Kemudian pemotong/pemungut PPh juga menyerahkan bukti pemotongan/pemungutan unifikasi kepada pihak yang dipotong dan/atau dipungut. Lalu, juga wajib melaporkan bukti pemotongan/pemungutan unifikasi kepada DJP menggunakan Unifikasi SPT Masa PPh.
Bukti pemotongan/pemungutan unifikasi dan Unifikasi SPT Masa PPh yang dimaksud, adalah dokumen berbentuk elektronik.
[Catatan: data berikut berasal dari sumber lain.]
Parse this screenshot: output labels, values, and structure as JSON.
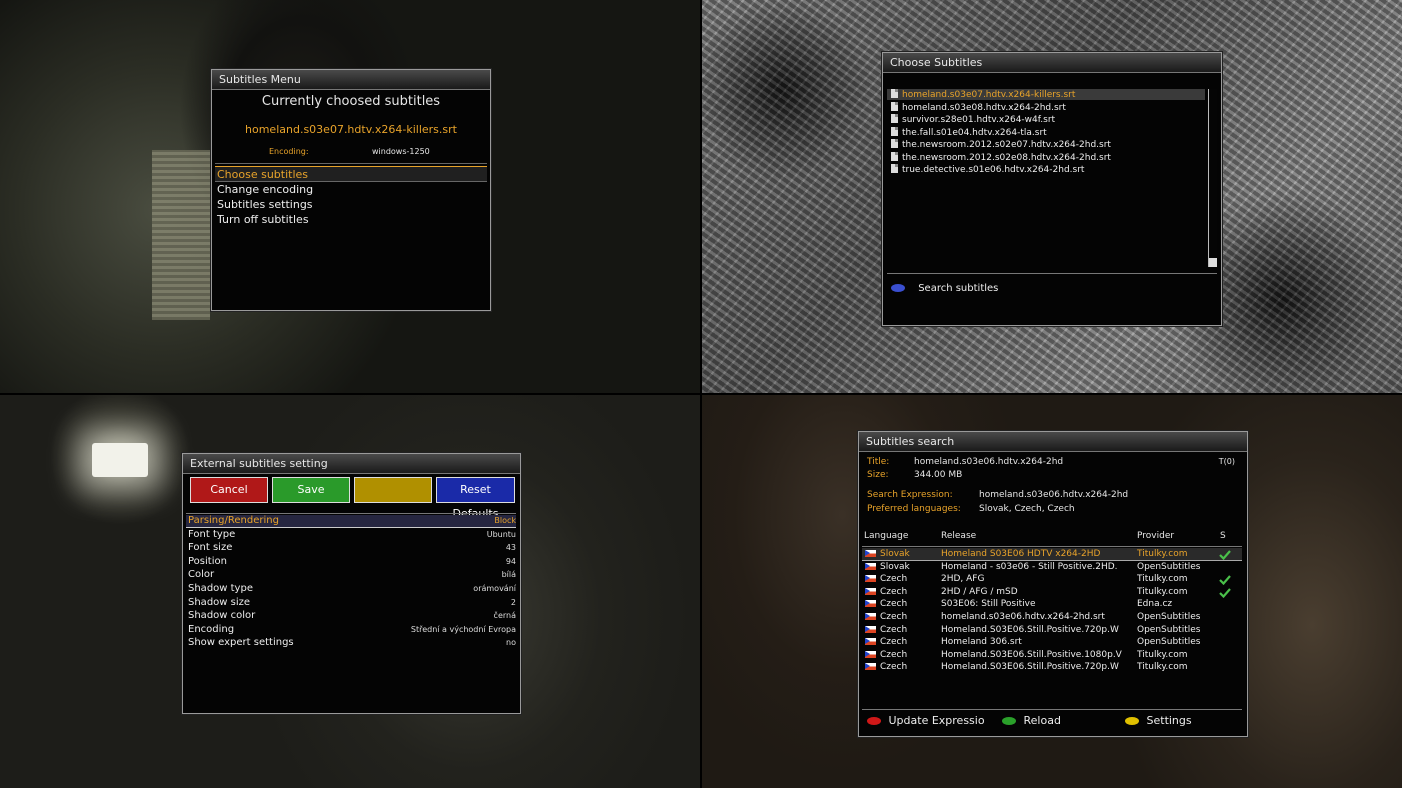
{
  "menu": {
    "title": "Subtitles Menu",
    "heading": "Currently choosed subtitles",
    "current_file": "homeland.s03e07.hdtv.x264-killers.srt",
    "encoding_label": "Encoding:",
    "encoding_value": "windows-1250",
    "items": [
      "Choose subtitles",
      "Change encoding",
      "Subtitles settings",
      "Turn off subtitles"
    ],
    "selected_index": 0
  },
  "choose": {
    "title": "Choose Subtitles",
    "files": [
      "homeland.s03e07.hdtv.x264-killers.srt",
      "homeland.s03e08.hdtv.x264-2hd.srt",
      "survivor.s28e01.hdtv.x264-w4f.srt",
      "the.fall.s01e04.hdtv.x264-tla.srt",
      "the.newsroom.2012.s02e07.hdtv.x264-2hd.srt",
      "the.newsroom.2012.s02e08.hdtv.x264-2hd.srt",
      "true.detective.s01e06.hdtv.x264-2hd.srt"
    ],
    "selected_index": 0,
    "footer_label": "Search subtitles",
    "footer_color": "#3a4fd0"
  },
  "settings": {
    "title": "External subtitles setting",
    "buttons": [
      {
        "label": "Cancel",
        "color": "#b01818"
      },
      {
        "label": "Save",
        "color": "#2a9a2a"
      },
      {
        "label": "",
        "color": "#b09000"
      },
      {
        "label": "Reset Defaults",
        "color": "#1a2aa8"
      }
    ],
    "rows": [
      {
        "label": "Parsing/Rendering",
        "value": "Block"
      },
      {
        "label": "Font type",
        "value": "Ubuntu"
      },
      {
        "label": "Font size",
        "value": "43"
      },
      {
        "label": "Position",
        "value": "94"
      },
      {
        "label": "Color",
        "value": "bílá"
      },
      {
        "label": "Shadow type",
        "value": "orámování"
      },
      {
        "label": "Shadow size",
        "value": "2"
      },
      {
        "label": "Shadow color",
        "value": "černá"
      },
      {
        "label": "Encoding",
        "value": "Střední a východní Evropa"
      },
      {
        "label": "Show expert settings",
        "value": "no"
      }
    ],
    "selected_index": 0
  },
  "search": {
    "title": "Subtitles search",
    "title_label": "Title:",
    "title_value": "homeland.s03e06.hdtv.x264-2hd",
    "size_label": "Size:",
    "size_value": "344.00 MB",
    "corner": "T(0)",
    "expr_label": "Search Expression:",
    "expr_value": "homeland.s03e06.hdtv.x264-2hd",
    "lang_label": "Preferred languages:",
    "lang_value": "Slovak, Czech, Czech",
    "columns": {
      "language": "Language",
      "release": "Release",
      "provider": "Provider",
      "s": "S"
    },
    "results": [
      {
        "language": "Slovak",
        "release": "Homeland S03E06 HDTV x264-2HD",
        "provider": "Titulky.com",
        "check": true
      },
      {
        "language": "Slovak",
        "release": "Homeland - s03e06 - Still Positive.2HD.",
        "provider": "OpenSubtitles",
        "check": false
      },
      {
        "language": "Czech",
        "release": "2HD, AFG",
        "provider": "Titulky.com",
        "check": true
      },
      {
        "language": "Czech",
        "release": "2HD / AFG / mSD",
        "provider": "Titulky.com",
        "check": true
      },
      {
        "language": "Czech",
        "release": "S03E06: Still Positive",
        "provider": "Edna.cz",
        "check": false
      },
      {
        "language": "Czech",
        "release": "homeland.s03e06.hdtv.x264-2hd.srt",
        "provider": "OpenSubtitles",
        "check": false
      },
      {
        "language": "Czech",
        "release": "Homeland.S03E06.Still.Positive.720p.W",
        "provider": "OpenSubtitles",
        "check": false
      },
      {
        "language": "Czech",
        "release": "Homeland 306.srt",
        "provider": "OpenSubtitles",
        "check": false
      },
      {
        "language": "Czech",
        "release": "Homeland.S03E06.Still.Positive.1080p.V",
        "provider": "Titulky.com",
        "check": false
      },
      {
        "language": "Czech",
        "release": "Homeland.S03E06.Still.Positive.720p.W",
        "provider": "Titulky.com",
        "check": false
      }
    ],
    "selected_index": 0,
    "footer": [
      {
        "label": "Update Expressio",
        "color": "#d01818"
      },
      {
        "label": "Reload",
        "color": "#2aa02a"
      },
      {
        "label": "Settings",
        "color": "#e0c000"
      }
    ],
    "check_color": "#4ac04a"
  }
}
Dokumen ini dibuat dan dilaporkan melalui aplikasi e-Bupot Unifikasi.
Keterangan dalam Unifikasi SPT Masa PPh
Dalam Peraturan Dirjen Pajak Nomor PER-24/PJ/2021, juga disebutkan bahwa bukti pemotongan/pemungutan unifikasi harus memuat beberapa keterangan, yakni sebagai berikut:
- Nomor bukti pemotongan/pemungutan unifikasi.
- Jenis pemotongan/pemungutan PPh.
- Identitas pihak yang dipotong/dipungut berupa nama, nomor pokok wajib pajak (NPWP), nomor induk kependudukan (NIK) dan/atau tax identification number.
- Masa pajak dan tahun pajak.
- Kode objek pajak.
- Dasar pengenaan pajak.
- Tarif.
- PPh yang dipotong/dipungut/ditanggung Pemerintah.
- Dokumen yang menjadi dasar pemotongan/ pemungutan PPh
- Identitas pemotong/pemungut PPh, yang terdiri dari NPWP dan nama pemotong/pemungut PPh, serta nama yang menandatangani.
- Tanggal bukti pemotongan/pemungutan unifikasi ditandatangani.
- Kode verifikasi.
Sementara, Unifikasi SPT Masa PPh sendiri, wajib memuat beberapa keterangan, antara lain:
- Masa pajak dan tahun pajak.
- Status surat pemberitahuan, apakah normal atau pembetulan.
- Identitas Pemotong/Pemungut PPh.
- Jenis PPh.
- Jumlah dasar pengenaan pajak.
- Jumlah nilai PPh yang dipotong, dipungut, ditanggung Pemerintah, dan/atau disetor sendiri.
- Jumlah total PPh.
- Jumlah total PPh yang disetor pada Surat Pemberitahuan yang dibetulkan.
- Jumlah PPh yang kurang (lebih) disetor karena pembetulan.
- Tanggal pemotongan/pemungutan dan tanggal penyetoran PPh.
- Nama dan tanda tangan pemotong/pemungut PPh atau kuasa.
- Tanggal Unifikasi SPT Masa PPh dibuat.
Demikianlah ulasan mengenai Unifikasi SPT Masa PPh, yang dibuat untuk mengintegrasikan atau menyatukan berbagai jenis SPT Masa PPh menjadi satu formulir, agar proses pelaporannya menjadi lebih sederhana dan efisien.